Die Bahn selbst setzt unter anderem verdeckte Kräfte ein, die in Verbindung „mit Drohnen, Wärmebildkameras und Videotürmen Dieben das Handwerk legen“. In Kooperation mit dem Verband Deutscher Metallhändler werde zudem künstliche DNA aufgebracht, deren Code nur einem Anwender, in dem Fall einem Eigentümer, zugeordnet werden kann.

Die Deutsche Bahn rechnet nach Angaben des Sprechers damit, dass die Reparatur der Leitungen im Laufe des Tages abgeschlossen sein werden.
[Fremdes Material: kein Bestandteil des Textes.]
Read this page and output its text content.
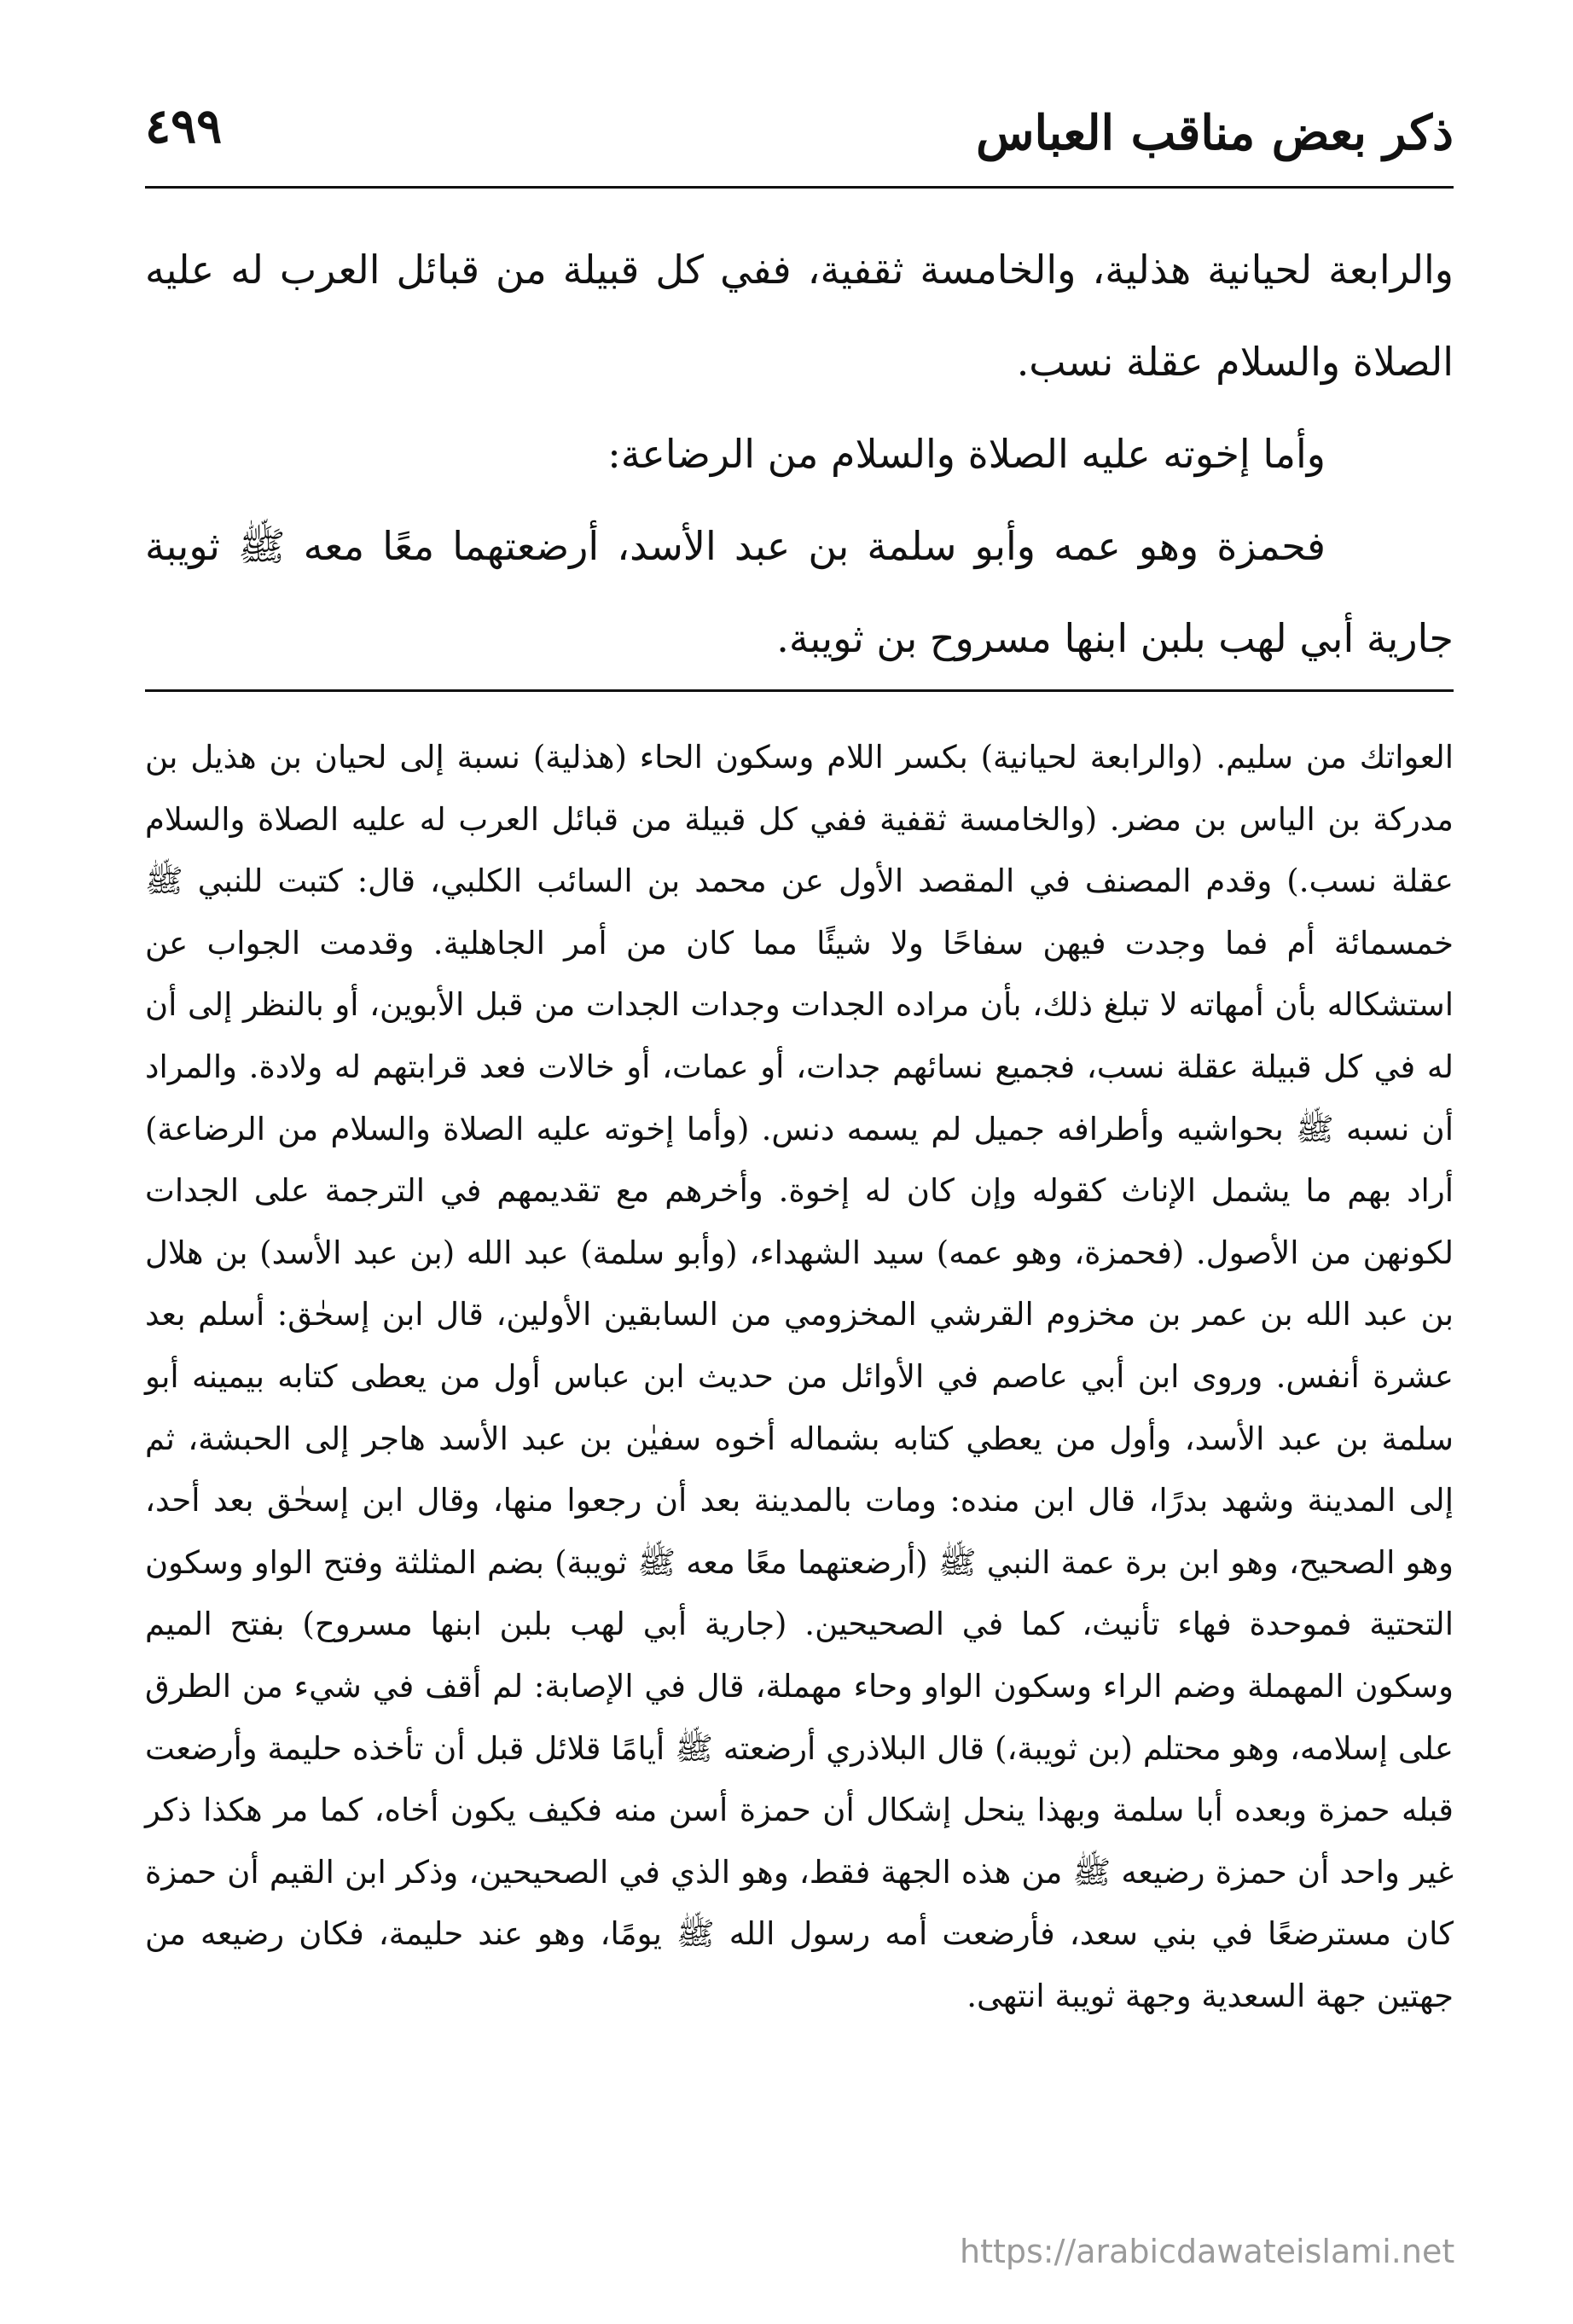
ذكر بعض مناقب العباس
٤٩٩

والرابعة لحيانية هذلية، والخامسة ثقفية، ففي كل قبيلة من قبائل العرب له عليه الصلاة والسلام عقلة نسب.

وأما إخوته عليه الصلاة والسلام من الرضاعة:

فحمزة وهو عمه وأبو سلمة بن عبد الأسد، أرضعتهما معًا معه ﷺ ثويبة جارية أبي لهب بلبن ابنها مسروح بن ثويبة.

العواتك من سليم. (والرابعة لحيانية) بكسر اللام وسكون الحاء (هذلية) نسبة إلى لحيان بن هذيل بن مدركة بن الياس بن مضر. (والخامسة ثقفية ففي كل قبيلة من قبائل العرب له عليه الصلاة والسلام عقلة نسب.) وقدم المصنف في المقصد الأول عن محمد بن السائب الكلبي، قال: كتبت للنبي ﷺ خمسمائة أم فما وجدت فيهن سفاحًا ولا شيئًا مما كان من أمر الجاهلية. وقدمت الجواب عن استشكاله بأن أمهاته لا تبلغ ذلك، بأن مراده الجدات وجدات الجدات من قبل الأبوين، أو بالنظر إلى أن له في كل قبيلة عقلة نسب، فجميع نسائهم جدات، أو عمات، أو خالات فعد قرابتهم له ولادة. والمراد أن نسبه ﷺ بحواشيه وأطرافه جميل لم يسمه دنس. (وأما إخوته عليه الصلاة والسلام من الرضاعة) أراد بهم ما يشمل الإناث كقوله وإن كان له إخوة. وأخرهم مع تقديمهم في الترجمة على الجدات لكونهن من الأصول. (فحمزة، وهو عمه) سيد الشهداء، (وأبو سلمة) عبد الله (بن عبد الأسد) بن هلال بن عبد الله بن عمر بن مخزوم القرشي المخزومي من السابقين الأولين، قال ابن إسحٰق: أسلم بعد عشرة أنفس. وروى ابن أبي عاصم في الأوائل من حديث ابن عباس أول من يعطى كتابه بيمينه أبو سلمة بن عبد الأسد، وأول من يعطي كتابه بشماله أخوه سفيٰن بن عبد الأسد هاجر إلى الحبشة، ثم إلى المدينة وشهد بدرًا، قال ابن منده: ومات بالمدينة بعد أن رجعوا منها، وقال ابن إسحٰق بعد أحد، وهو الصحيح، وهو ابن برة عمة النبي ﷺ (أرضعتهما معًا معه ﷺ ثويبة) بضم المثلثة وفتح الواو وسكون التحتية فموحدة فهاء تأنيث، كما في الصحيحين. (جارية أبي لهب بلبن ابنها مسروح) بفتح الميم وسكون المهملة وضم الراء وسكون الواو وحاء مهملة، قال في الإصابة: لم أقف في شيء من الطرق على إسلامه، وهو محتلم (بن ثويبة،) قال البلاذري أرضعته ﷺ أيامًا قلائل قبل أن تأخذه حليمة وأرضعت قبله حمزة وبعده أبا سلمة وبهذا ينحل إشكال أن حمزة أسن منه فكيف يكون أخاه، كما مر هكذا ذكر غير واحد أن حمزة رضيعه ﷺ من هذه الجهة فقط، وهو الذي في الصحيحين، وذكر ابن القيم أن حمزة كان مسترضعًا في بني سعد، فأرضعت أمه رسول الله ﷺ يومًا، وهو عند حليمة، فكان رضيعه من جهتين جهة السعدية وجهة ثويبة انتهى.

https://arabicdawateislami.net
Geplant war gegen Mittag (12 Uhr). Wann der Bahnverkehr wieder anläuft: noch offen.

Durch den Metalldiebstahl in Gelsenkirchen müssen gleich mehrere Regionalbahnen umgeleitet werden: RE 2, RE 42 und RE 3. Für beide Regionalbahnen ist ein Schienenersatzverkehr eingerichtet worden. Ersatz für die RE 3 sind die jeweiligen Stadtbahnlinien. Vom Ausfall betroffen auch: die Regionalbahnen RB 43 und RB 46. Auch hier bedeutet Schienenersatzverkehr mit Bussen die Alternative.